L’officier sourit : « Y aurait-il un message des vivantes étoiles que nous pourrions retransmettre à ce type pour qu’il le diffuse largement ? »
Geary faillit sauter sur l’occasion puis se ravisa. Ça lui semblait mal, d’une façon indéfinissable, comme si quelqu’un lui donnait un avertissement qu’il ne pouvait ni voir ni entendre, seulement sentir. « Ce ne serait peut-être pas une très bonne idée. Il peut toujours répandre ses conceptions personnelles, mais je ne voudrais pas offenser les vivantes étoiles en prétendant parler en leur nom. »
Le sourire du commandant de l’Ocréa s’effaça. « Je ne suggérais pas un sacrilège, capitaine.
— Je sais. Mais ce que nous trouvons bon ne trouve peut-être pas grâce à leurs yeux. D’accord ? Mieux vaut prévenir que guérir.
— En effet. » Le commandant de l’Ocréa hocha encore la tête. « Nous semblons jouir de leurs faveurs pour l’instant, et je ne voudrais pas nous les mettre à dos. Merci, capitaine. Nous larguerons les modules de survie syndics dans les dix minutes qui viennent…
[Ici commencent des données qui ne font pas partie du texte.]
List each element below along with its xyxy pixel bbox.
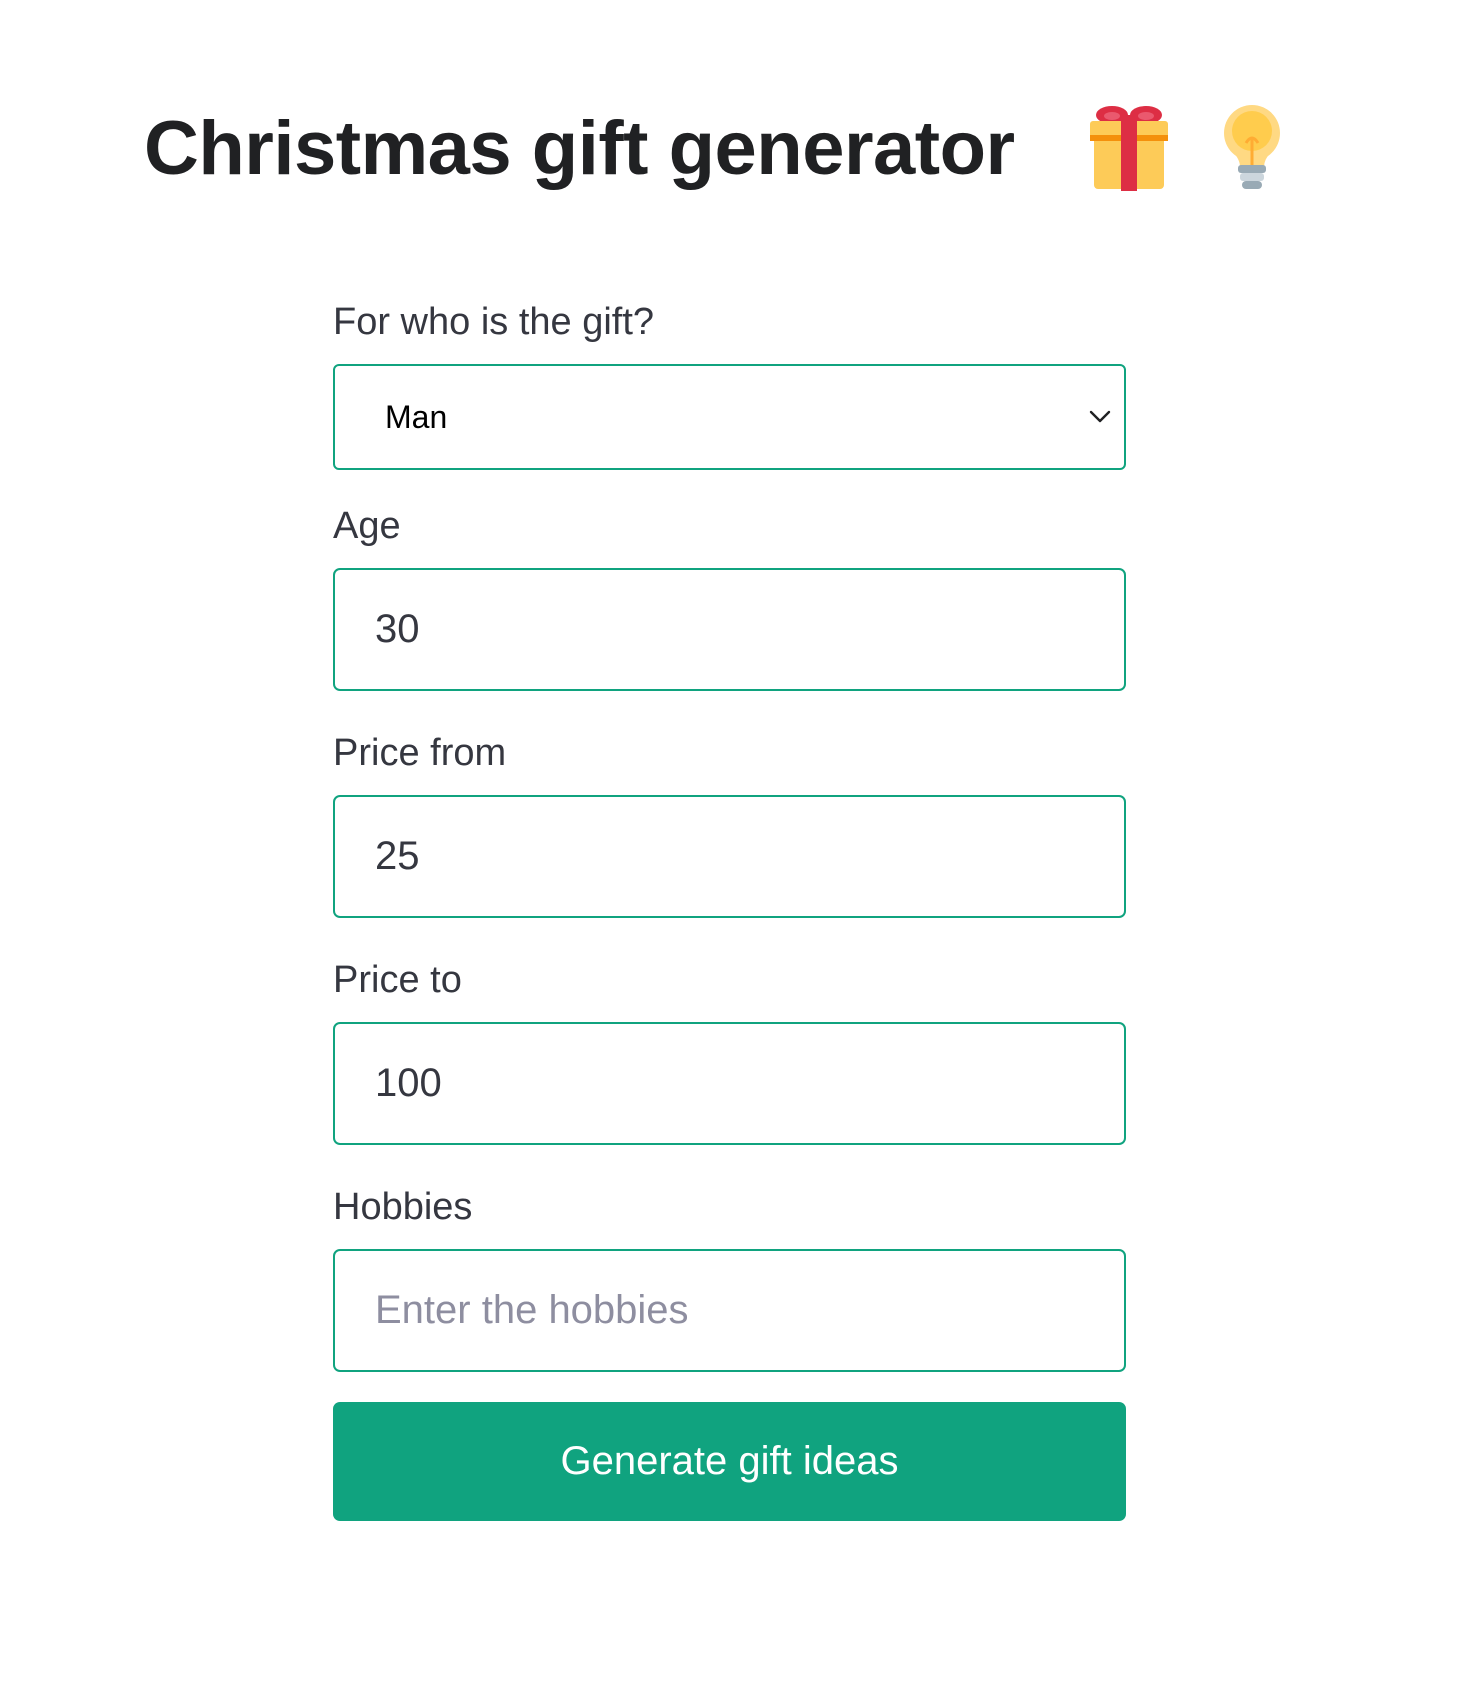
gift-form: For who is the gift? Man Age Price from …	[333, 300, 1126, 1521]
price-from-label: Price from	[333, 732, 507, 774]
price-to-input[interactable]	[333, 1022, 1126, 1145]
recipient-label: For who is the gift?	[333, 301, 655, 343]
recipient-selected-value: Man	[385, 399, 448, 435]
generate-gift-ideas-button[interactable]: Generate gift ideas	[333, 1402, 1126, 1521]
gift-icon	[1090, 106, 1168, 191]
hobbies-label: Hobbies	[333, 1186, 473, 1228]
page-title: Christmas gift generator	[144, 105, 1015, 191]
title-icons	[1090, 100, 1284, 196]
recipient-select[interactable]: Man	[333, 364, 1126, 470]
age-label: Age	[333, 505, 401, 547]
price-from-input[interactable]	[333, 795, 1126, 918]
price-to-label: Price to	[333, 959, 462, 1001]
age-input[interactable]	[333, 568, 1126, 691]
hobbies-input[interactable]	[333, 1249, 1126, 1372]
chevron-down-icon	[1089, 410, 1111, 423]
light-bulb-icon	[1224, 105, 1280, 189]
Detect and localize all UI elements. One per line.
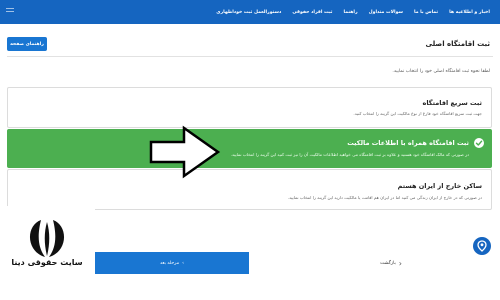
- option-title: ثبت اقامتگاه همراه با اطلاعات مالکیت: [347, 139, 469, 147]
- page-help-button[interactable]: راهنمای صفحه: [7, 37, 47, 51]
- next-button-label: مرحله بعد: [159, 260, 180, 266]
- nav-links: اخبار و اطلاعیه ها تماس با ما سوالات متد…: [205, 0, 490, 24]
- nav-link-news[interactable]: اخبار و اطلاعیه ها: [449, 10, 490, 15]
- logo-text: سایت حقوقی دینا: [11, 258, 83, 267]
- option-resident-abroad[interactable]: ساکن خارج از ایران هستم در صورتی که در خ…: [7, 169, 492, 210]
- option-title: ساکن خارج از ایران هستم: [397, 182, 482, 190]
- option-description: در صورتی که مالک اقامتگاه خود هستید و عل…: [230, 152, 469, 157]
- nav-link-contact[interactable]: تماس با ما: [414, 10, 438, 15]
- top-navigation-bar: اخبار و اطلاعیه ها تماس با ما سوالات متد…: [0, 0, 500, 24]
- option-quick-registration[interactable]: ثبت سریع اقامتگاه جهت ثبت سریع اقامتگاه …: [7, 87, 492, 128]
- location-pin-button[interactable]: [473, 237, 491, 255]
- back-button[interactable]: ‹ بازگشت: [380, 252, 402, 274]
- option-description: جهت ثبت سریع اقامتگاه خود فارغ از نوع ما…: [353, 111, 482, 116]
- menu-icon[interactable]: [6, 8, 14, 16]
- bottom-action-bar: مرحله بعد ‹ ‹ بازگشت: [95, 252, 500, 274]
- next-step-button[interactable]: مرحله بعد ‹: [95, 252, 249, 274]
- page-title: ثبت اقامتگاه اصلی: [425, 40, 490, 48]
- option-description: در صورتی که در خارج از ایران زندگی می کن…: [287, 195, 482, 200]
- instruction-text: لطفا نحوه ثبت اقامتگاه اصلی خود را انتخا…: [392, 69, 490, 74]
- location-pin-icon: [477, 240, 487, 252]
- nav-link-faq[interactable]: سوالات متداول: [369, 10, 403, 15]
- arrow-pointer-icon: [146, 124, 222, 180]
- option-title: ثبت سریع اقامتگاه: [422, 99, 482, 107]
- site-logo: سایت حقوقی دینا: [0, 206, 95, 300]
- nav-link-legal-entities[interactable]: ثبت افراد حقوقی: [292, 10, 332, 15]
- nav-link-guide[interactable]: راهنما: [344, 10, 358, 15]
- check-icon: [474, 138, 484, 148]
- nav-link-self-declaration[interactable]: دستورالعمل ثبت خوداظهاری: [216, 10, 281, 15]
- option-registration-with-ownership[interactable]: ثبت اقامتگاه همراه با اطلاعات مالکیت در …: [7, 129, 492, 168]
- back-button-label: بازگشت: [380, 260, 396, 266]
- divider: [7, 56, 493, 57]
- chevron-left-icon: ‹: [182, 260, 185, 266]
- chevron-left-icon: ‹: [398, 258, 402, 268]
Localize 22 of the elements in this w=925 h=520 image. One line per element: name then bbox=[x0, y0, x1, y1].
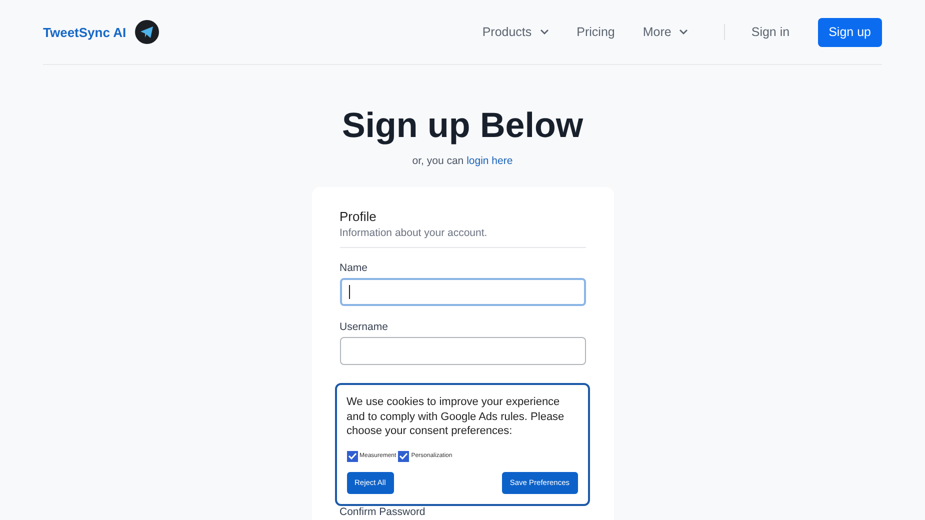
paper-plane-logo-icon bbox=[135, 20, 160, 44]
checkbox[interactable] bbox=[346, 450, 358, 462]
field-label: Username bbox=[340, 321, 389, 333]
sign-up-button[interactable]: Sign up bbox=[818, 18, 882, 46]
section-hint: Information about your account. bbox=[340, 227, 488, 239]
nav-link[interactable]: Pricing bbox=[576, 25, 615, 39]
chevron-down-icon[interactable] bbox=[679, 29, 688, 35]
subtitle-text: or, you can bbox=[412, 155, 464, 167]
nav-link[interactable]: Products bbox=[482, 25, 549, 39]
chevron-down-icon[interactable] bbox=[540, 29, 549, 35]
sign-in-link[interactable]: Sign in bbox=[751, 25, 790, 39]
input-field[interactable] bbox=[340, 278, 586, 306]
cookie-message: We use cookies to improve your experience and to comply with Google Ads rules. Please choose your consent preferences: bbox=[346, 395, 566, 438]
brand-name[interactable]: TweetSync AI bbox=[43, 24, 126, 40]
page-title: Sign up Below bbox=[340, 105, 584, 147]
nav-link[interactable]: More bbox=[642, 25, 688, 39]
input-field[interactable] bbox=[340, 337, 586, 365]
field-label: Confirm Password bbox=[340, 506, 426, 518]
checkbox[interactable] bbox=[398, 450, 410, 462]
section-title: Profile bbox=[340, 209, 378, 224]
login-link[interactable]: login here bbox=[466, 155, 513, 167]
field-label: Name bbox=[340, 262, 369, 274]
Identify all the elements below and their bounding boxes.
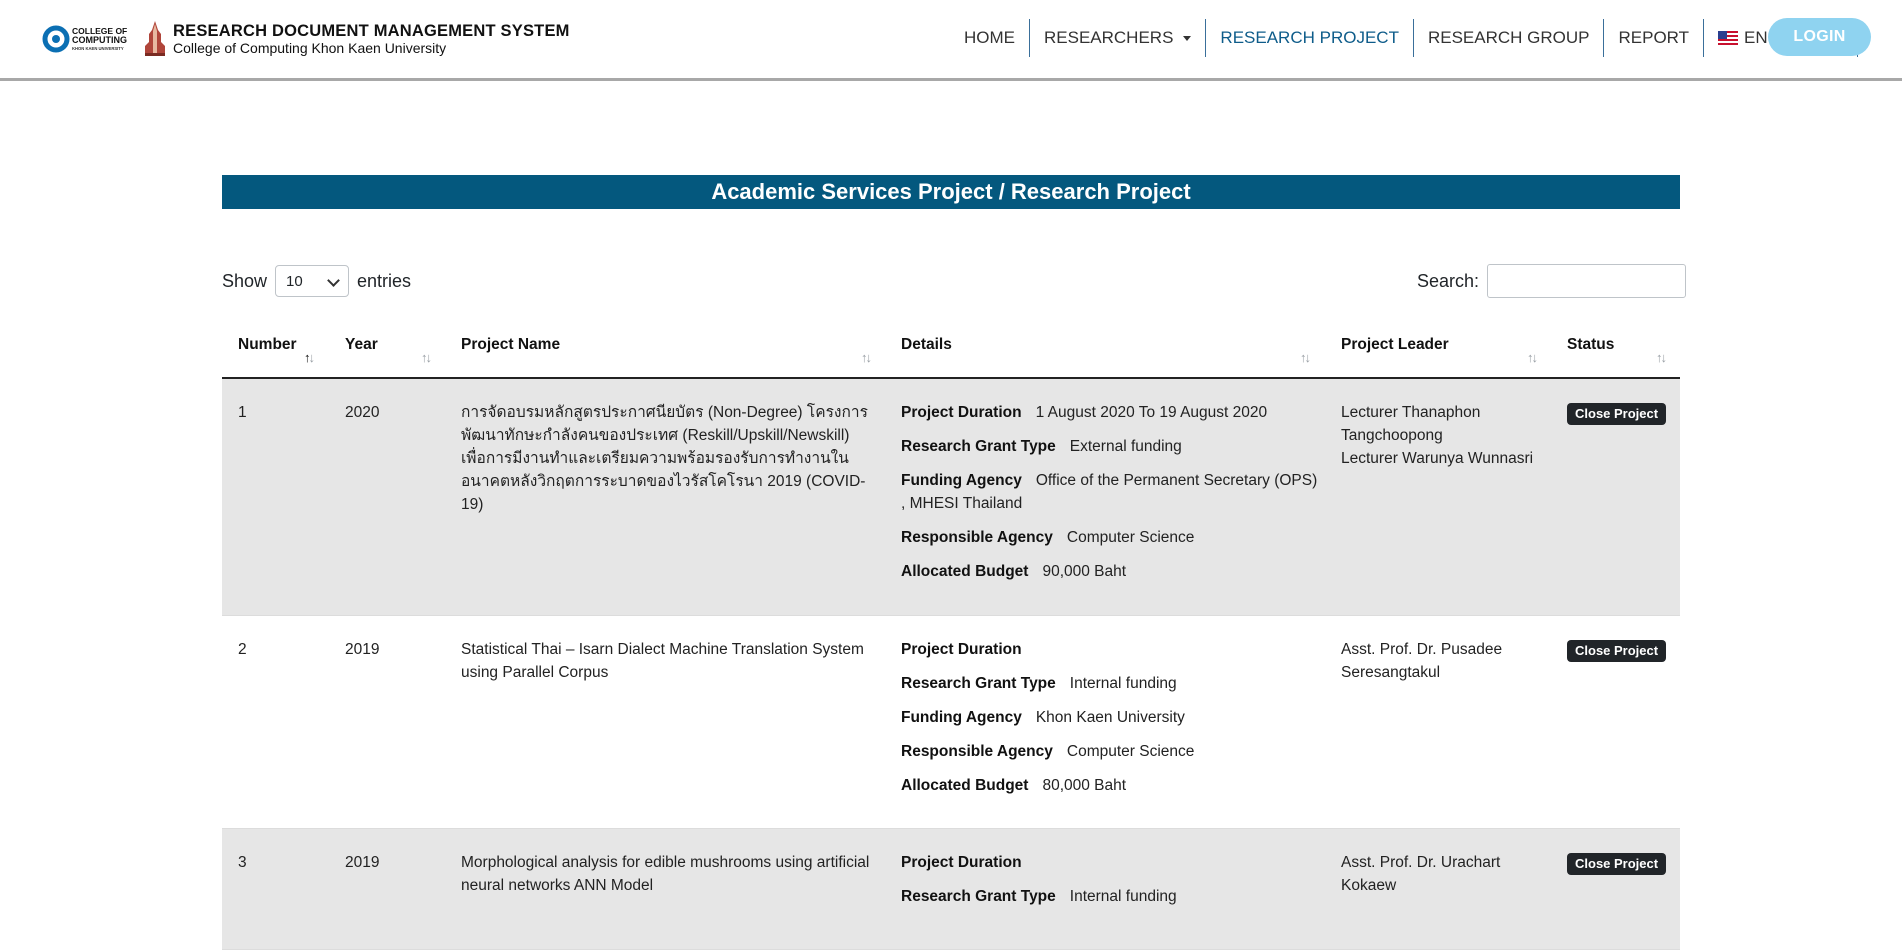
detail-grant: Internal funding <box>1069 888 1177 905</box>
row-project-leader: Asst. Prof. Dr. Urachart Kokaew <box>1341 851 1551 897</box>
entries-select[interactable]: 10 <box>275 265 350 297</box>
search-input[interactable] <box>1487 264 1687 298</box>
table-row: 2 2019 Statistical Thai – Isarn Dialect … <box>222 616 1680 829</box>
detail-label-duration: Project Duration <box>901 641 1022 658</box>
detail-label-agency: Funding Agency <box>901 472 1022 489</box>
nav-research-project[interactable]: RESEARCH PROJECT <box>1205 19 1413 57</box>
system-title: RESEARCH DOCUMENT MANAGEMENT SYSTEM <box>173 21 570 40</box>
detail-label-grant: Research Grant Type <box>901 888 1056 905</box>
nav-report[interactable]: REPORT <box>1603 19 1703 57</box>
nav-researchers[interactable]: RESEARCHERS <box>1029 19 1205 57</box>
row-number: 3 <box>238 854 247 871</box>
detail-label-duration: Project Duration <box>901 404 1022 421</box>
sort-asc-icon[interactable]: ↑↓ <box>304 350 315 365</box>
detail-agency: Office of the Permanent Secretary (OPS) <box>1035 472 1318 489</box>
row-project-name: Morphological analysis for edible mushro… <box>461 854 870 894</box>
leader-line: Seresangtakul <box>1341 664 1441 681</box>
detail-label-duration: Project Duration <box>901 854 1022 871</box>
nav-researchers-label: RESEARCHERS <box>1044 28 1174 47</box>
college-of-computing-logo: COLLEGE OF COMPUTING KHON KAEN UNIVERSIT… <box>42 25 127 53</box>
row-number: 1 <box>238 404 247 421</box>
col-year[interactable]: Year <box>345 336 378 354</box>
detail-agency: Khon Kaen University <box>1035 709 1185 726</box>
sort-icon[interactable]: ↑↓ <box>861 350 872 365</box>
sort-icon[interactable]: ↑↓ <box>421 350 432 365</box>
detail-label-grant: Research Grant Type <box>901 438 1056 455</box>
status-badge[interactable]: Close Project <box>1567 403 1667 425</box>
row-project-name: การจัดอบรมหลักสูตรประกาศนียบัตร (Non-Deg… <box>461 404 868 513</box>
row-details: Project Duration Research Grant Type Int… <box>901 638 1321 808</box>
detail-budget: 80,000 Baht <box>1042 777 1127 794</box>
nav-research-group[interactable]: RESEARCH GROUP <box>1412 19 1604 57</box>
main-nav: HOME RESEARCHERS RESEARCH PROJECT RESEAR… <box>950 19 1859 57</box>
detail-budget: 90,000 Baht <box>1042 563 1127 580</box>
detail-agency-cont: , MHESI Thailand <box>901 495 1023 512</box>
detail-responsible: Computer Science <box>1066 743 1195 760</box>
sort-icon[interactable]: ↑↓ <box>1300 350 1311 365</box>
detail-responsible: Computer Science <box>1066 529 1195 546</box>
detail-label-budget: Allocated Budget <box>901 563 1029 580</box>
logo-cc-line2: COMPUTING <box>72 35 127 45</box>
table-header: Number ↑↓ Year ↑↓ Project Name ↑↓ Detail… <box>222 322 1680 379</box>
sort-icon[interactable]: ↑↓ <box>1656 350 1667 365</box>
detail-label-agency: Funding Agency <box>901 709 1022 726</box>
nav-home[interactable]: HOME <box>950 19 1029 57</box>
projects-table: Number ↑↓ Year ↑↓ Project Name ↑↓ Detail… <box>222 322 1680 950</box>
row-details: Project Duration Research Grant Type Int… <box>901 851 1321 919</box>
detail-grant: External funding <box>1069 438 1182 455</box>
search-control: Search: <box>1417 264 1687 298</box>
entries-select-value: 10 <box>286 272 303 290</box>
table-row: 3 2019 Morphological analysis for edible… <box>222 829 1680 950</box>
brand[interactable]: COLLEGE OF COMPUTING KHON KAEN UNIVERSIT… <box>42 18 570 60</box>
col-project-name[interactable]: Project Name <box>461 336 560 354</box>
detail-label-responsible: Responsible Agency <box>901 529 1053 546</box>
row-project-leader: Asst. Prof. Dr. Pusadee Seresangtakul <box>1341 638 1551 684</box>
detail-duration: 1 August 2020 To 19 August 2020 <box>1035 404 1268 421</box>
detail-label-budget: Allocated Budget <box>901 777 1029 794</box>
row-year: 2019 <box>345 854 380 871</box>
row-number: 2 <box>238 641 247 658</box>
leader-line: Asst. Prof. Dr. Urachart <box>1341 854 1501 871</box>
detail-grant: Internal funding <box>1069 675 1177 692</box>
status-badge[interactable]: Close Project <box>1567 853 1667 875</box>
logo-cc-line3: KHON KAEN UNIVERSITY <box>72 46 124 51</box>
show-label: Show <box>222 270 268 291</box>
col-project-leader[interactable]: Project Leader <box>1341 336 1449 354</box>
leader-line: Lecturer Thanaphon <box>1341 404 1481 421</box>
login-button[interactable]: LOGIN <box>1768 18 1871 56</box>
top-navbar: COLLEGE OF COMPUTING KHON KAEN UNIVERSIT… <box>0 0 1902 81</box>
detail-label-responsible: Responsible Agency <box>901 743 1053 760</box>
search-label: Search: <box>1417 270 1480 291</box>
table-row: 1 2020 การจัดอบรมหลักสูตรประกาศนียบัตร (… <box>222 379 1680 616</box>
col-number[interactable]: Number <box>238 336 297 354</box>
row-year: 2020 <box>345 404 380 421</box>
row-project-name: Statistical Thai – Isarn Dialect Machine… <box>461 641 864 681</box>
detail-label-grant: Research Grant Type <box>901 675 1056 692</box>
page-title: Academic Services Project / Research Pro… <box>222 175 1680 209</box>
entries-control: Show 10 entries <box>222 264 411 298</box>
leader-line: Tangchoopong <box>1341 427 1443 444</box>
col-status[interactable]: Status <box>1567 336 1614 354</box>
col-details[interactable]: Details <box>901 336 952 354</box>
kku-logo <box>145 21 165 56</box>
leader-line: Kokaew <box>1341 877 1397 894</box>
leader-line: Asst. Prof. Dr. Pusadee <box>1341 641 1503 658</box>
caret-down-icon <box>1183 35 1192 41</box>
sort-icon[interactable]: ↑↓ <box>1527 350 1538 365</box>
row-year: 2019 <box>345 641 380 658</box>
status-badge[interactable]: Close Project <box>1567 640 1667 662</box>
entries-label: entries <box>357 270 412 291</box>
system-subtitle: College of Computing Khon Kaen Universit… <box>173 40 447 57</box>
us-flag-icon <box>1718 31 1739 45</box>
row-details: Project Duration 1 August 2020 To 19 Aug… <box>901 401 1321 594</box>
leader-line: Lecturer Warunya Wunnasri <box>1341 450 1534 467</box>
chevron-down-icon <box>327 274 340 287</box>
row-project-leader: Lecturer Thanaphon Tangchoopong Lecturer… <box>1341 401 1551 470</box>
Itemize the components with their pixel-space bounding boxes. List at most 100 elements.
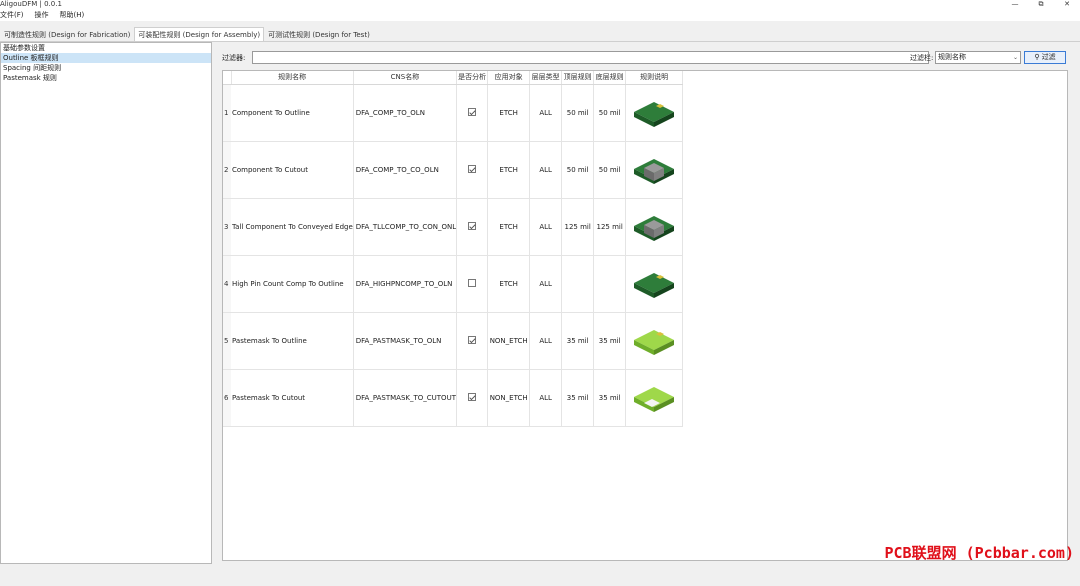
search-icon: ⚲ — [1034, 53, 1040, 61]
layer-type-cell[interactable]: ALL — [529, 369, 563, 427]
target-cell[interactable]: ETCH — [487, 84, 531, 142]
dark-green-board-icon — [630, 94, 678, 132]
header-bottom-rule[interactable]: 底层规则 — [593, 71, 627, 85]
header-target[interactable]: 应用对象 — [487, 71, 531, 85]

— Ça me paraît bien. Merci pour votre excellent boulot. »
La fenêtre du commandant de l’Ocréa se refermant, Geary se retourna vers Desjani et Rione pour leur annoncer ces nouvelles avant de leur en donner son interprétation personnelle : « Les deux commandants en chef rescapés tiennent l’un et l’autre à s’attribuer le mérite de la destruction de notre flotte à Ixion, aussi passent-ils des heures à se disputer le commandement. Les Syndics n’ont-ils pas comme nous une échelle hiérarchique basée sur le grade et l’ancienneté, coprésidente Rione ? »
Elle secoua la tête. « L’échelon de leurs commandants en chef est à cheval sur les deux hiérarchies civile et militaire. Il est partiellement déterminé par leur grade, mais aussi par leur influence politique.